Liebe Leser,
obiges Zitat habe ich neulich auf einem Vortrag gehört. Das ist ein wenig überspitzt, bringt aber zutreffend Folgendes zum Ausdruck: Beim Export in ein Nicht-EU-Land bekommen Sie Zollpapiere, mit denen Sie die Tatsache des Exports belegen können. Beim Export in ein anderes EU-Land gibt es keine Zoll-Papiere. Und das kann ein Problem werden, insbesondere bei sog. “Abhol-Fällen”.
Dieses Beispiel soll das erläutern: Sie wollen Ihren gebrauchten Geschäftswagen für 40.000 Euro netto plus Mehrwertsteuer verkaufen. Es meldet sich der römische Autohändler Luigi, der – ohne zu handeln – 40.000 Euro in bar mitbringt. Er sagt: „Sie können mir das Auto mehrwertsteuerfrei als EU-Export liefern, denn ich bin Autohändler in Rom. Hier meine Umsatzsteuer-ID-Nr. IT 1234567“. Sie geben ihm das Auto gegen 40.000 Euro bar und verbuchen das Ganze als “umsatzsteuerfreien Umsatz” (§4 Nr. 1b UStG). Bei einer späteren Umsatzsteuerprüfung durch das Finanzamt stellt sich heraus, dass es diesen Autohändler gar nicht gibt und die Umsatzsteuer-ID-Nr. falsch war. Der Betriebsprüfer behandelt daraufhin die 40.000 Euro als Bruttokaufpreis und verlangt von Ihnen 6.386,- Euro Mehrwertsteuer. (19/119 von 40 000 Euro)

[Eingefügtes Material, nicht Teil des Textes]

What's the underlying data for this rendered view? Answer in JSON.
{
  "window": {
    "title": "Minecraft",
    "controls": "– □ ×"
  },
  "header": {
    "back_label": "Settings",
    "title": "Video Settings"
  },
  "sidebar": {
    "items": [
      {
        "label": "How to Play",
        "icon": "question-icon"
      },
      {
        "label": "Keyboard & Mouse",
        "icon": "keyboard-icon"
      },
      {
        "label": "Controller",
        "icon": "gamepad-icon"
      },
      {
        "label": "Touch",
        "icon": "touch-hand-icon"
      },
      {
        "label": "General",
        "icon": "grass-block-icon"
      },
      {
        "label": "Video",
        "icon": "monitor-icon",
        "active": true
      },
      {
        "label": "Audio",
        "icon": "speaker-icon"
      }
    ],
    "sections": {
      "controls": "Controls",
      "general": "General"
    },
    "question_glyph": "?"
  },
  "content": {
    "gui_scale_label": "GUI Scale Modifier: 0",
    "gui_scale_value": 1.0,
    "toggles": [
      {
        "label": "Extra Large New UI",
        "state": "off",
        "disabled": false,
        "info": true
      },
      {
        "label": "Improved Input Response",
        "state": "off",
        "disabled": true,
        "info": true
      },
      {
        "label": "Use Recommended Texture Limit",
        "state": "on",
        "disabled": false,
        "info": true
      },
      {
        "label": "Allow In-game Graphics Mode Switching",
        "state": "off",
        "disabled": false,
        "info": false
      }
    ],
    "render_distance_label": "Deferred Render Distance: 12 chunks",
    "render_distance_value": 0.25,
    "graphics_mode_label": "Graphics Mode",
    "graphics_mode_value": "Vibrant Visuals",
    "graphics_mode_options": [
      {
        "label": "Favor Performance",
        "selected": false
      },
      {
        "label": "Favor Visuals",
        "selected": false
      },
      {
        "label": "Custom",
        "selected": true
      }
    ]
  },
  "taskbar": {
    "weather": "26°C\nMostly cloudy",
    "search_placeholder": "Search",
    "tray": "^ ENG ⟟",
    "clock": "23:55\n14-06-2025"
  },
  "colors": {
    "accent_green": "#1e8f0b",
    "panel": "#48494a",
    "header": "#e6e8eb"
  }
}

Das können Sie vermeiden: Unter der Internet-Adresse http://evatr.bff-online.de können Sie die Umsatzsteuer-ID-Nr. komfortabel überprüfen. Dort müssen Sie zunächst Ihre eigene Umsatzsteuer-ID-Nr. eintragen und sodann das Land und die Umsatzsteuer-ID-Nr. des Kunden. Es erscheint zunächst nur der Hinweis “UST-ID-Nummer ist gültig” (oder ungültig). Das nützt Ihnen im Ernstfall noch nichts.
Qualifizierte Bestätigung ist wichtig: Anschließend fordern Sie die qualifizierte Bestätigung an, die auch darüber Auskunft gibt, ob die Umsatzsteuer-ID-Nr. mit den Angaben des Kunden übereinstimmt. Hier müssen Sie Firmennamen, Rechtsform, Ort, Postleitzahl und Straße eingeben. Dann wird die Übereinstimmung mit den offiziellen Steuer-Daten geprüft.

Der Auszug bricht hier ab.